At an abstract level, Swan and the other spacers are able to see more clearly the systemic injustices of Earth because they are themselves living free of such oppressive structures, and thus the reader is able to look through spacer eyes at an Earth that is much like our own. But Swan’s difference operates at a much more granular and personal level as well. She draws on her experiences both as a Mercurial woman and as a Chinese woman to understand the complex politics of Earth. Her fluid sexuality and her physical modifications heighten her awareness to the ways in which gendered, patriarchal structures of power are holding Earth in a gridlock that the spacers have escaped. Her experience and expertise as a terrarium designer and ecologist are central to her efforts to foment revolution on Earth and to repair its devastated biosphere.

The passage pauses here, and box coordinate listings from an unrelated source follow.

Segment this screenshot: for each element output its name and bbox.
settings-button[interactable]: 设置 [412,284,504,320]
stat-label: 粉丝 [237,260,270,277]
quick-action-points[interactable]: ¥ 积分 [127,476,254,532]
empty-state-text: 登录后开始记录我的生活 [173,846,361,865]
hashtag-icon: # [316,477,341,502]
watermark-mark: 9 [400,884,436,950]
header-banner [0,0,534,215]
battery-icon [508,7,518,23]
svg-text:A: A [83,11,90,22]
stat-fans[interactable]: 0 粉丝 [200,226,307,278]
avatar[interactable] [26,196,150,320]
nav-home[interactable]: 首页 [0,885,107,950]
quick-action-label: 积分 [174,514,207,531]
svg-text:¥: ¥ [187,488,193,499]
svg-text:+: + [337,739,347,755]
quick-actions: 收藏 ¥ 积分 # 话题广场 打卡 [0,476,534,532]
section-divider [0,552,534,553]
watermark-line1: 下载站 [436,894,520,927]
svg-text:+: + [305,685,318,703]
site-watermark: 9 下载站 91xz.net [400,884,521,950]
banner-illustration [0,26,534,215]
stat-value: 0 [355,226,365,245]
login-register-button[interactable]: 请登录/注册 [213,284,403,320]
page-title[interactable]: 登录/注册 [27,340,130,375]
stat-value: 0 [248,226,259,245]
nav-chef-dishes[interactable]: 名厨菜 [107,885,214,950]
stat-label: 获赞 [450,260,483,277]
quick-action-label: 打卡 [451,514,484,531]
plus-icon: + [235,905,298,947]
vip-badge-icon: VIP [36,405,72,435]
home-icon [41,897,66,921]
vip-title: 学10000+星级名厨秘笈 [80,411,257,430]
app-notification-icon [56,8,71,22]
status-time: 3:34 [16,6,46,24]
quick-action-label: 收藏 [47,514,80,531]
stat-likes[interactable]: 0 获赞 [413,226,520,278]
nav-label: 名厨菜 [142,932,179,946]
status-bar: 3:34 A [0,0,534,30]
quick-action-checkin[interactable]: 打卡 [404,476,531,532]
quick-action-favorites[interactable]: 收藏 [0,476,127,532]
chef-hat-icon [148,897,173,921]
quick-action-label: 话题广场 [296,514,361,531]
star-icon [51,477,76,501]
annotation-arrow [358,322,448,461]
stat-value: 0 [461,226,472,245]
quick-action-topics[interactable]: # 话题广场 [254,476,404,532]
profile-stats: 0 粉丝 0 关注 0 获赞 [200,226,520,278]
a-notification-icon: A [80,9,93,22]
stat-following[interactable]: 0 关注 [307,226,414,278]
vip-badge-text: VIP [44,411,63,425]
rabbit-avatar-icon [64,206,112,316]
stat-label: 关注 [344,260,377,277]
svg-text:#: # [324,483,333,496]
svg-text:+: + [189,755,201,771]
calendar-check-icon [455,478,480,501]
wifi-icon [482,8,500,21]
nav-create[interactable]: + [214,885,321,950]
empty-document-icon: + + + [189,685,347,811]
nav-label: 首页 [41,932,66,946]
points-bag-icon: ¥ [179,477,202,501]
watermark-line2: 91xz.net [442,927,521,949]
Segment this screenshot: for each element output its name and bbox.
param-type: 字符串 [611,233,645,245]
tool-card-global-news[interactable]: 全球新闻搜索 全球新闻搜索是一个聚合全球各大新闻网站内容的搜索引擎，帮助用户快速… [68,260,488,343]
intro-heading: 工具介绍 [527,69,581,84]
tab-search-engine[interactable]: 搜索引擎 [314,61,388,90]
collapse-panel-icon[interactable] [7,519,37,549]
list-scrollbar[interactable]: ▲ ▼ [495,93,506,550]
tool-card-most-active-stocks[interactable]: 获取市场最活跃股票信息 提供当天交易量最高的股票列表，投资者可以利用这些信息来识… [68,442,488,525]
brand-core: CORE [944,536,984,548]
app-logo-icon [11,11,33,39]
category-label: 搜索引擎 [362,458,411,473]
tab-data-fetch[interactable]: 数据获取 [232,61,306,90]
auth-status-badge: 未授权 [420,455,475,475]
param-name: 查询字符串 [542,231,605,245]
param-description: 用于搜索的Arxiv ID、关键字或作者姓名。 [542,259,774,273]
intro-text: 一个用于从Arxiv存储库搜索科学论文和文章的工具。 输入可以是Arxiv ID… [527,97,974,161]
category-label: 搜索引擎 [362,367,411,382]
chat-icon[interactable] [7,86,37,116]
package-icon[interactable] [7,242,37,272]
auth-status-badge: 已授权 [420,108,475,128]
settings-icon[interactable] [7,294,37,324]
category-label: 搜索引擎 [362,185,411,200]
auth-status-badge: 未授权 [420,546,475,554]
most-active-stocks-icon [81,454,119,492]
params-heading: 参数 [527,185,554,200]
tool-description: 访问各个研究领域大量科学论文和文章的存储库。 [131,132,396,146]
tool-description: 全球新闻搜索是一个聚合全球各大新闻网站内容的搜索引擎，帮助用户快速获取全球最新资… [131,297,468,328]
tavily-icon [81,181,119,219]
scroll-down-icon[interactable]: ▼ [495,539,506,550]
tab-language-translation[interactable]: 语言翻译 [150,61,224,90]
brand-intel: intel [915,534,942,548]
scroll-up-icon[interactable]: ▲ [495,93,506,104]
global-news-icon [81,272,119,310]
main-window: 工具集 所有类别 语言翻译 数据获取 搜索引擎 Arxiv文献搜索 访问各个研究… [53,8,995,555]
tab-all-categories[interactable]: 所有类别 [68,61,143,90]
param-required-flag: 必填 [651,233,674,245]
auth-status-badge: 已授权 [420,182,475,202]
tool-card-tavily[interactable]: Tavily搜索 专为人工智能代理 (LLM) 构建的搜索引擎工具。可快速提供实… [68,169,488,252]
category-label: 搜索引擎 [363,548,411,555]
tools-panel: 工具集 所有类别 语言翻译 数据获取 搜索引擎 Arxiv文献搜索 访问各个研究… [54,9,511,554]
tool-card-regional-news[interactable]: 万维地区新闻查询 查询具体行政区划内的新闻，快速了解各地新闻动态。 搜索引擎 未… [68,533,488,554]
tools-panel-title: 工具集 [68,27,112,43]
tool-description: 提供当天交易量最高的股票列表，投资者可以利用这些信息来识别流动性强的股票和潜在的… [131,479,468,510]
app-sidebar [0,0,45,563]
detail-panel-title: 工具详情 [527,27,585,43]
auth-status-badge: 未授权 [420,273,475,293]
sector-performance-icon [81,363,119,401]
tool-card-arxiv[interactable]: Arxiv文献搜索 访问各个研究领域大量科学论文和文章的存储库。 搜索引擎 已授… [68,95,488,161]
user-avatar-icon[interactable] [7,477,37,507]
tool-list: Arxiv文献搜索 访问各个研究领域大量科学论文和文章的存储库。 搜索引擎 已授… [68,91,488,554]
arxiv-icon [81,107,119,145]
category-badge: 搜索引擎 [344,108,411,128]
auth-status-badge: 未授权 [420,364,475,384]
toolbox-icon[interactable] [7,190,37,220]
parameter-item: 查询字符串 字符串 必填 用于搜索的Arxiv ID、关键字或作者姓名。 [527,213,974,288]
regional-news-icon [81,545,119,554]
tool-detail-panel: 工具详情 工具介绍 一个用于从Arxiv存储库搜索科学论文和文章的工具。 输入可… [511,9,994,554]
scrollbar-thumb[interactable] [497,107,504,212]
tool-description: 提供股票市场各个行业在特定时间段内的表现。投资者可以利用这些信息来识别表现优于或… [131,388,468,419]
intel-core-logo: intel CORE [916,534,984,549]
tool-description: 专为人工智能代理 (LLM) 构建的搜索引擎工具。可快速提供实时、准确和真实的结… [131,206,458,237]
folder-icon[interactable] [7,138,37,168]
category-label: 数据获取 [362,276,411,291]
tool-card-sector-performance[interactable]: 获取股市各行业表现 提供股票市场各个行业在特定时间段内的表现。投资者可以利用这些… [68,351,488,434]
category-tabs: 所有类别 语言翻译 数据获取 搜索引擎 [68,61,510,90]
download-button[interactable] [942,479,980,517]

Science fiction at its best is never really about the future. It is a way to gain the perspective of difference and an effort to formulate ways that perspective can be used to change our present. The novel closes with the successful instigation of revolution on Earth in the hope that everyone in the solar system can live freely and autonomously as the spacers do. Importantly, it is Swan’s recognition of her responsibility as a privileged actor that spurs her to revolutionary action, and it is the richness of her difference that gives her the tools to be effective. Ultimately, we are not meant to hope for a future in which individuals like Swan and Wahram are possible, we are meant to recognize their individual characteristics and their value in the diversity of our current society.